Tolerating unreliable packet delivery implies tolerating packet loss, but more subtly it also provides for tolerating packet corruption. The traditional approach to networking is motivated by Shannon's separation theorem, which states that end-to-end distortion is minimized when images are compressed as aggressively as possible, and network protocols are left separately to provide as much error protection as is necessary to achieve the distortion target. However, Shannon's separation theorem assumes that 1) compression/decompression engines, as well as error coding/decoding algorithms, have unlimited time in which to execute 2) that these codecs are allowed to have unlimited complexity, and 3) that the statistics of the source/image and channel/network are stationary. Clearly, the delay limits imposed by interactivity violate assumption 1). The complexity of image codecs and error codecs can also be limited, e.g. on PDA's, thereby violating assumption 2). Moreover, wireless channels are highly nonstationary, violating assumption 3). In place of Shannon's separation theorem, there is a large body of literature known as joint source/channel coding (JSCC), which provides counterexamples to show that end-to-end distortion in a delay-limited/complexity-limited system can be minimized be sharing information about network statistics with the image codecs, and by sharing information about the image statistics with the error codec. For example, JSCC advocates that image codecs practice error-resilient coding that tolerates bit errors, instead of the traditional approach of aggressive compression. JSCC also advocates that error codecs/protocols practice unequal error protection and forwarding of corrupt packets by network protocols, rather than uniformly aggressive FEC and discarding of all corrupt packets by ARQ protocols.

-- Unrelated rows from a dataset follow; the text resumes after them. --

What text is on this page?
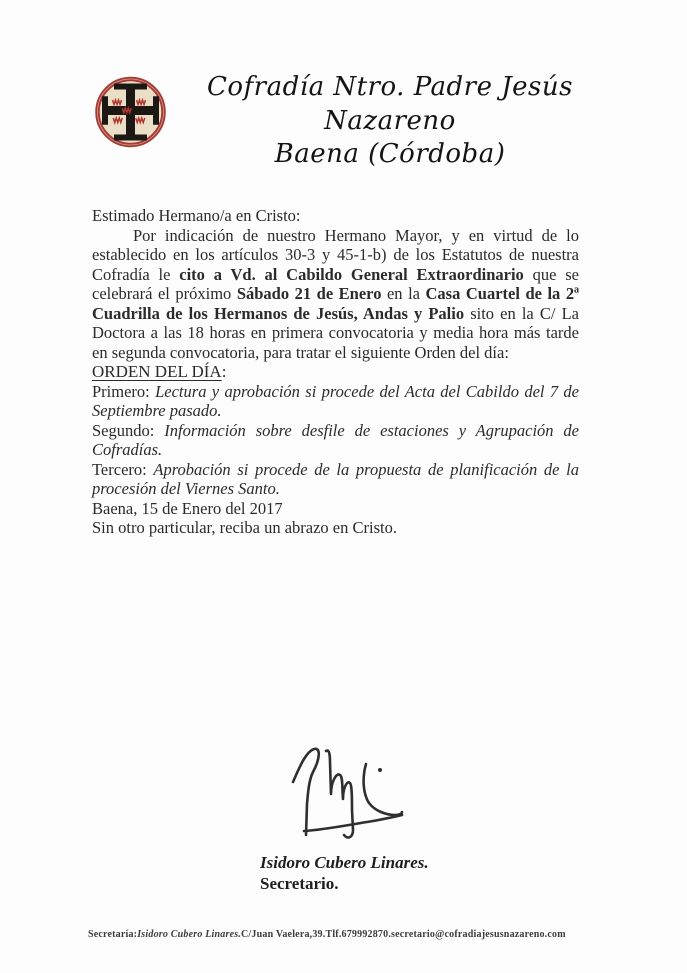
Cofradía Ntro. Padre Jesús Nazareno
Baena (Córdoba)

Estimado Hermano/a en Cristo:

Por indicación de nuestro Hermano Mayor, y en virtud de lo establecido en los artículos 30-3 y 45-1-b) de los Estatutos de nuestra Cofradía le cito a Vd. al Cabildo General Extraordinario que se celebrará el próximo Sábado 21 de Enero en la Casa Cuartel de la 2ª Cuadrilla de los Hermanos de Jesús, Andas y Palio sito en la C/ La Doctora a las 18 horas en primera convocatoria y media hora más tarde en segunda convocatoria, para tratar el siguiente Orden del día:

ORDEN DEL DÍA:

Primero: Lectura y aprobación si procede del Acta del Cabildo del 7 de Septiembre pasado.

Segundo: Información sobre desfile de estaciones y Agrupación de Cofradías.

Tercero: Aprobación si procede de la propuesta de planificación de la procesión del Viernes Santo.

Baena, 15 de Enero del 2017

Sin otro particular, reciba un abrazo en Cristo.

Isidoro Cubero Linares.
Secretario.
Secretaría:Isidoro Cubero Linares.C/Juan Vaelera,39.Tlf.679992870.secretario@cofradiajesusnazareno.com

An end-to-end protocol which directly forwards all received packets to the receiving application is incomplete. The quality of the received packets will fluctuate directly with the quality of the wireless channel. Rather, such a protocol should be designed to provide packet versions that are progressively more reliable to the receiving application. Each packet version can be ensured to be statistically more error-free than previously delivered versions of the same packet by an FEC technique called code combining. In its most general form, code combining caches all retransmitted versions of a packet that are received and combines this packet history to reconstruct packet versions that have fewer and fewer bit errors. Incorporating the mechanism of progressive reliability with the concept of forwarding possibly noisy packets forms the basis for the Leaky ARQ protocol.